Те, кто не приходил сюда вчера или позавчера, поднимаются проститься с покойной. Но я уже там была. Я представляю, как профессор стоит в дверях комнаты, рассеянно пожимает руки, а в глубине квартиры рыдают дочка и служанка.

Подъезжает катафалк и вереница черных автомобилей, и все они выстраиваются вдоль тротуара; сверкающий галунами сержант командует нарядом полиции.

Мужчины выносят гроб и снова идут наверх за цветами и венками: ими целиком завален катафалк, часть приходится сложить в одну из машин.

Появляется Шимек, похудевший и ставший как бы меньше ростом; вид у него такой, словно он не вполне понимает, что происходит вокруг. Он оглядывает толпу на тротуаре, и мне вдруг почудилось: сейчас он поклонится и поблагодарит их.

Он показался мне каким-то хрупким, маленьким. На миг, когда он садился в машину вместе с двумя своими коллегами из Бруссе, наши взгляды встретились, но не уверена, узнал ли он меня. Возможно, и узнал, но это был лишь мгновенный проблеск.

А мне так хочется быть полезной ему, необходимой! Я отступаю в последние ряды, где стоят зеваки, потом иду за мопедом и еду в церковь Монруж.

И там я стою позади. Большинство моих коллег сбились в кучки.

Что же заставляет меня плакать — звуки органа или шум шагов похоронной процессии в центральном проходе? Я плачу и даже не знаю почему. Ведь думаю я сейчас вовсе не о женщине с большими грубыми руками, которая лежит в гробу, обитом белым атласом. И не о профессоре, который отдельно от всех стоит по правую сторону катафалка.

Я слышу колокольчик мальчика-служки, голос священника в черном нарамнике с большим белым крестом.
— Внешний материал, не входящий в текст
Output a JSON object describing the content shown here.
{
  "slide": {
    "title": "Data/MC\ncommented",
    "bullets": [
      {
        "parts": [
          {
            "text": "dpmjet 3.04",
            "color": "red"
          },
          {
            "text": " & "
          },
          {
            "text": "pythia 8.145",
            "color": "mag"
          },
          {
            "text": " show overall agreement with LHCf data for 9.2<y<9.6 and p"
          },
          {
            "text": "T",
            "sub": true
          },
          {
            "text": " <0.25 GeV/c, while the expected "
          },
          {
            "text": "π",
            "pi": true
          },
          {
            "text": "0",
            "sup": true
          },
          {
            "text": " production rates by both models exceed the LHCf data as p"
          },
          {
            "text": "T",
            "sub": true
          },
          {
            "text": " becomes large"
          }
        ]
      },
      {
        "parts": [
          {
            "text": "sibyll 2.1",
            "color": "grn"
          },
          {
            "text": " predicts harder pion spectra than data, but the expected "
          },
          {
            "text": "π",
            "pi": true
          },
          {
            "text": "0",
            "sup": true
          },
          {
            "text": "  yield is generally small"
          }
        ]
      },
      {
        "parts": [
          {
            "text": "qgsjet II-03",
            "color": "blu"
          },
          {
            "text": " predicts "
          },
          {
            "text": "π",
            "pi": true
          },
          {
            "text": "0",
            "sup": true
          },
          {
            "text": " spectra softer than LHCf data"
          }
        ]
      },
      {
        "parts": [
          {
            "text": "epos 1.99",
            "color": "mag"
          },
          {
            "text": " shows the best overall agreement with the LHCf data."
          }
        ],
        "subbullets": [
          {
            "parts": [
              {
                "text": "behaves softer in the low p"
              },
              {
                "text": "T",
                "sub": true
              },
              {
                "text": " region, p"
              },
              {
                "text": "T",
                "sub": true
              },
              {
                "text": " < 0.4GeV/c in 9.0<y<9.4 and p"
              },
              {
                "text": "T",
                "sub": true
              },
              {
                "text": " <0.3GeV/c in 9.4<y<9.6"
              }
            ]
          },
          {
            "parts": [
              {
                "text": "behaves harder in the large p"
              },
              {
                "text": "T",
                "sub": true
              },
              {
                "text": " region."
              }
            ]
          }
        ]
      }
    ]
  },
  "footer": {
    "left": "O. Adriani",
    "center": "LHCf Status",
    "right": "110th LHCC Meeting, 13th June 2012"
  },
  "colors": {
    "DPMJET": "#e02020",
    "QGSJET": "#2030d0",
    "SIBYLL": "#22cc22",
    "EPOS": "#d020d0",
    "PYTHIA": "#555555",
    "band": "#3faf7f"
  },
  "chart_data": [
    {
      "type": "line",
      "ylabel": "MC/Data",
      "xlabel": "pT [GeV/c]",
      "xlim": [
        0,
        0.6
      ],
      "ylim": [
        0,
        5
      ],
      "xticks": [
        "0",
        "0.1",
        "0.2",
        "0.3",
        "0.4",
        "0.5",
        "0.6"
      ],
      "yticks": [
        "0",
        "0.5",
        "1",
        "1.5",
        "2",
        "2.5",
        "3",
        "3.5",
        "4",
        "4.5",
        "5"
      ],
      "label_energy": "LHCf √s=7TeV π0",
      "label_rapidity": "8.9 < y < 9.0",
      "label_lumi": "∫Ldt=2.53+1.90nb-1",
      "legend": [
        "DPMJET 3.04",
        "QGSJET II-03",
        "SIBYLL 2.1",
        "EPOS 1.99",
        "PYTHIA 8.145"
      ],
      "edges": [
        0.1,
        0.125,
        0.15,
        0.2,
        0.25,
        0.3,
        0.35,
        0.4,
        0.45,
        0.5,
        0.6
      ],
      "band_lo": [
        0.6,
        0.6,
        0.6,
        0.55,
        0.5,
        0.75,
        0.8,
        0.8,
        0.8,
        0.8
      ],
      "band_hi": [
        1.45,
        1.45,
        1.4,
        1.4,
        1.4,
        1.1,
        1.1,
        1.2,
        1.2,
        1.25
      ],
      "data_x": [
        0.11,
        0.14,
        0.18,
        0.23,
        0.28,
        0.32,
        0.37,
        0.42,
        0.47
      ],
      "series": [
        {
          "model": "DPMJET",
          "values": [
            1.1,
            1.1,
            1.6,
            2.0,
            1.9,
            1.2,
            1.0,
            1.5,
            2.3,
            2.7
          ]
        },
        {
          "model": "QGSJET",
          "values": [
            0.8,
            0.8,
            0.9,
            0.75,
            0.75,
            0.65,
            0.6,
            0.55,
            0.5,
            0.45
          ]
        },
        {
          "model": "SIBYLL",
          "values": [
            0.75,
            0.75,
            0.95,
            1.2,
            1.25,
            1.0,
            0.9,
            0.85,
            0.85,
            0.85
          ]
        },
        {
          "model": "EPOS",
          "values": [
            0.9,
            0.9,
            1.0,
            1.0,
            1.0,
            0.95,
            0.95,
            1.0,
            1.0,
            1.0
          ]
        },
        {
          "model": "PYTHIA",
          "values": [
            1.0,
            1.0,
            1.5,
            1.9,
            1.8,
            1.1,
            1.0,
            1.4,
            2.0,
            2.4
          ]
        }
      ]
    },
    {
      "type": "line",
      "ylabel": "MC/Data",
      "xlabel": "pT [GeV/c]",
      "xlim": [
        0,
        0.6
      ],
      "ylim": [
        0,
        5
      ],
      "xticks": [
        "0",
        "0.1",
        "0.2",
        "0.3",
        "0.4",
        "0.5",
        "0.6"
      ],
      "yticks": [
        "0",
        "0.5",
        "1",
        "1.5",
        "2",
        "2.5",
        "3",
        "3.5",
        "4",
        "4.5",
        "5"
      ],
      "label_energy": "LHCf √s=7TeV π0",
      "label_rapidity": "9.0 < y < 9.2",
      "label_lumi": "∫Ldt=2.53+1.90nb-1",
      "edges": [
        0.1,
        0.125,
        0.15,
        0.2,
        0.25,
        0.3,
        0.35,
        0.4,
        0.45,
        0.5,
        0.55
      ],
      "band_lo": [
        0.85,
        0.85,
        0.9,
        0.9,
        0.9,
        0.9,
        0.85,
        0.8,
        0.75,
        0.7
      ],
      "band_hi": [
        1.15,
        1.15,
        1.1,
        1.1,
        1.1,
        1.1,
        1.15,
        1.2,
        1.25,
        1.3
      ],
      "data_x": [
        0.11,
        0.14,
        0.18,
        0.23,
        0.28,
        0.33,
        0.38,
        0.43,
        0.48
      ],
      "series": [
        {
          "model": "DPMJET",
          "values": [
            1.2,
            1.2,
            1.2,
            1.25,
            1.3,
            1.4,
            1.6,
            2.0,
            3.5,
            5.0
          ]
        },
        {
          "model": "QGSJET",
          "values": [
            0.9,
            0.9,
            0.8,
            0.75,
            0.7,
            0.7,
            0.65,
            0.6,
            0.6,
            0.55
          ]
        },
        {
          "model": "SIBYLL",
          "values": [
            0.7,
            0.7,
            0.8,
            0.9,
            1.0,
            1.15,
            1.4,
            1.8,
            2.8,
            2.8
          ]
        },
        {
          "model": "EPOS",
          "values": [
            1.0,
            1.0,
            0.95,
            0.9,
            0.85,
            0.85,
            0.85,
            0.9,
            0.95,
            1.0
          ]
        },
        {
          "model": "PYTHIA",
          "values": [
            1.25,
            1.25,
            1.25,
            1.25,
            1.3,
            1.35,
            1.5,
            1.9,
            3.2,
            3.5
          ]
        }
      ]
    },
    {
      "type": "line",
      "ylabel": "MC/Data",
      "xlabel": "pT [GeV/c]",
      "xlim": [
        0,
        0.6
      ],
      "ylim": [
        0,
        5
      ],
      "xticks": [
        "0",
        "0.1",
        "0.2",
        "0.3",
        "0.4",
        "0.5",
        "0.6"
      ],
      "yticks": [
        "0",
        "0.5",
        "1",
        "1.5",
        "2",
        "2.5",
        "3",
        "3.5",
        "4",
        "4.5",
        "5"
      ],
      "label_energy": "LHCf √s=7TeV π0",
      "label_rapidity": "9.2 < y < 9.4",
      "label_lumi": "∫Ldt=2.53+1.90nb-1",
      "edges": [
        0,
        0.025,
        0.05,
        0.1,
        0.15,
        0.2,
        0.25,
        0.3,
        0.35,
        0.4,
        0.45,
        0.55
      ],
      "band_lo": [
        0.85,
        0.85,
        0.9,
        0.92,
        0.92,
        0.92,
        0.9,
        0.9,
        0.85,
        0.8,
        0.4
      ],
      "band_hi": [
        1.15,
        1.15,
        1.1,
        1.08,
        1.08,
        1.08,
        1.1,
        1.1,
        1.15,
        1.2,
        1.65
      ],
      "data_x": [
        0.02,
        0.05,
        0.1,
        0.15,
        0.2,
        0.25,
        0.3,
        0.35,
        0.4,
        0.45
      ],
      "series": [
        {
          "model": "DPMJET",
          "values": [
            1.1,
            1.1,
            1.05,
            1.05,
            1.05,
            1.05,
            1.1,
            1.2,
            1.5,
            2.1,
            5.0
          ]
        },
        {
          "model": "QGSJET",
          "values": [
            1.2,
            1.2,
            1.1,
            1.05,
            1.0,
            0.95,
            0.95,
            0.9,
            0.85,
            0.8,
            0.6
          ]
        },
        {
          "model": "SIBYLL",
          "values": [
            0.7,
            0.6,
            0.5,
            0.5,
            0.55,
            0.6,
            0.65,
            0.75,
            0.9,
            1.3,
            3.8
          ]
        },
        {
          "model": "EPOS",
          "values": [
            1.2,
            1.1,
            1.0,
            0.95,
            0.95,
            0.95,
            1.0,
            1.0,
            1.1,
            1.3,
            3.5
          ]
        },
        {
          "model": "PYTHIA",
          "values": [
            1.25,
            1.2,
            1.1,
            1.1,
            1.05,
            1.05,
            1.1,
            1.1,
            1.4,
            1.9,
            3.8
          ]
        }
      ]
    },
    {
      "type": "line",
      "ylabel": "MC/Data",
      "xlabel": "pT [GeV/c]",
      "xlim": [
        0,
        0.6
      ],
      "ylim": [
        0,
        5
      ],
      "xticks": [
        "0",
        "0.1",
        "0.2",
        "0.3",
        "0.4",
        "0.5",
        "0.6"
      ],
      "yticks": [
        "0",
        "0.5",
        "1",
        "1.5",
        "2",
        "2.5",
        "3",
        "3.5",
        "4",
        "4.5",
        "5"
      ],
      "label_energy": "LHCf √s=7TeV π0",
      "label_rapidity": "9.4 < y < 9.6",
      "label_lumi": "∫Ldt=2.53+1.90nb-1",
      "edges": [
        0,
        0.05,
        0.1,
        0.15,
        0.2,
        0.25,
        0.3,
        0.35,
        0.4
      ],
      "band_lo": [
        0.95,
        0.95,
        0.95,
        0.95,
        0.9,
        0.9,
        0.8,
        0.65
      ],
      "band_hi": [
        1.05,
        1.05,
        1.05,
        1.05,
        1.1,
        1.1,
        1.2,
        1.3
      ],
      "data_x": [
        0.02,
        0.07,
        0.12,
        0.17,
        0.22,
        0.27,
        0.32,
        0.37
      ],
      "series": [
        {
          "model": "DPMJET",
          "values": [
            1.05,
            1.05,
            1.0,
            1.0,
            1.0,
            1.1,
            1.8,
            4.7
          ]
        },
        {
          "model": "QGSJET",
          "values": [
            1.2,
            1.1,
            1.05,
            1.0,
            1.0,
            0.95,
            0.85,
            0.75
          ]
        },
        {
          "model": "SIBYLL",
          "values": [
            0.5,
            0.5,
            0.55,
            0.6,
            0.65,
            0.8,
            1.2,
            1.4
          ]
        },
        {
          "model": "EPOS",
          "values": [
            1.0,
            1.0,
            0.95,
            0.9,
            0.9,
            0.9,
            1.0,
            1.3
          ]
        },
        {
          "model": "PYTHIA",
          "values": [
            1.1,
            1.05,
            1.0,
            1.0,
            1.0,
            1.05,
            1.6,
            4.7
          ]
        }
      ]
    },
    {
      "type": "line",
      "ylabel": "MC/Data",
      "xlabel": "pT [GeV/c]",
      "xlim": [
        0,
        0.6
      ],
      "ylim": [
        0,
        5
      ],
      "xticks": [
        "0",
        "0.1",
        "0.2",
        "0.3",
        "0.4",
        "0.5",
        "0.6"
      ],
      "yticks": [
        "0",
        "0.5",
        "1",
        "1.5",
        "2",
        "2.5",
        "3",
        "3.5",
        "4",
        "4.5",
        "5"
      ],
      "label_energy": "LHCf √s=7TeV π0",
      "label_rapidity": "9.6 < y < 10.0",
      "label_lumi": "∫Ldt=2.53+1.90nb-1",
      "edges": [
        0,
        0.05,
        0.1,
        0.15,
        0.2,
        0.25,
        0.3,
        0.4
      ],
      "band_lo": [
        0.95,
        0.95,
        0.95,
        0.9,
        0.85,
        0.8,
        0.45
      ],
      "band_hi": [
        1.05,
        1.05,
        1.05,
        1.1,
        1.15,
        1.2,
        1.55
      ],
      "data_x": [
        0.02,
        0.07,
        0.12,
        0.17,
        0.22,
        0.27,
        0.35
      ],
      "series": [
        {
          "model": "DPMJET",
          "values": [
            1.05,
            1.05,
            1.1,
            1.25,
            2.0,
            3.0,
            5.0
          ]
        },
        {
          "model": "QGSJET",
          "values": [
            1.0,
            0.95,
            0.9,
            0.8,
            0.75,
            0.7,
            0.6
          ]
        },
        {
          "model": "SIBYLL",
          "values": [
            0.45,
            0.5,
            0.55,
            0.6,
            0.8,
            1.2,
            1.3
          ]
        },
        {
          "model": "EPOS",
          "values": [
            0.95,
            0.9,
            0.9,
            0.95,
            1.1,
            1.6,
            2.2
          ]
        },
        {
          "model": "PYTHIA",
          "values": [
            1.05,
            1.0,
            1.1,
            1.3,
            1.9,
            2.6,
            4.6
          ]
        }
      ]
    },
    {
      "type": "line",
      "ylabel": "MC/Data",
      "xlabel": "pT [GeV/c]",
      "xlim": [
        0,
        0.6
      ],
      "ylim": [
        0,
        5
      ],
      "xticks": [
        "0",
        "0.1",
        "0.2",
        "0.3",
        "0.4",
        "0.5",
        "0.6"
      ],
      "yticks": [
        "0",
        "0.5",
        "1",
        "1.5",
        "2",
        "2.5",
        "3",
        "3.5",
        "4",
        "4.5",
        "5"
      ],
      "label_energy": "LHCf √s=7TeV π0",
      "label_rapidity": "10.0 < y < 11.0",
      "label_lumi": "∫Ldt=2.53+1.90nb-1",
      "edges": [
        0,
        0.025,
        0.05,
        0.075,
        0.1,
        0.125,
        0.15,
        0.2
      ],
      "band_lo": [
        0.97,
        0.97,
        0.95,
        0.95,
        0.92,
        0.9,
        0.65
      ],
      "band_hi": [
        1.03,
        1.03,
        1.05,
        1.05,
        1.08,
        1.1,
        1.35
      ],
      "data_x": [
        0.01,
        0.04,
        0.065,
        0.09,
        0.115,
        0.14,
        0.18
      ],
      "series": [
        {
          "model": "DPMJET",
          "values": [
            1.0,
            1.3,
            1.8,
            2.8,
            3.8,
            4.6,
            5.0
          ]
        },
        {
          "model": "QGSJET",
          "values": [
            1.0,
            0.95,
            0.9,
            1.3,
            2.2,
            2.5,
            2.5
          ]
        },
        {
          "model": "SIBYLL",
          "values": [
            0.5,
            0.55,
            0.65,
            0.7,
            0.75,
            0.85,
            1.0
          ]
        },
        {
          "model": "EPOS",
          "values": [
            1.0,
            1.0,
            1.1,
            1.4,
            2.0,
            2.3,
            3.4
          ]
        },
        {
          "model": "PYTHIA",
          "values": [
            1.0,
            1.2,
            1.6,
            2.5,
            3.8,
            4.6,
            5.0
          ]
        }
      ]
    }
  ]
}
И это тоже кажется мне ирреальным; у меня ощущение, что все сместилось, спуталось. Я даже не пробую уточнить свою мысль. Но почему я вдруг снова увидела маму, какой она была утром: сидит в постели с сигаретой и чашкой кофе, уставившись странным неподвижным взглядом на черные деревья в саду?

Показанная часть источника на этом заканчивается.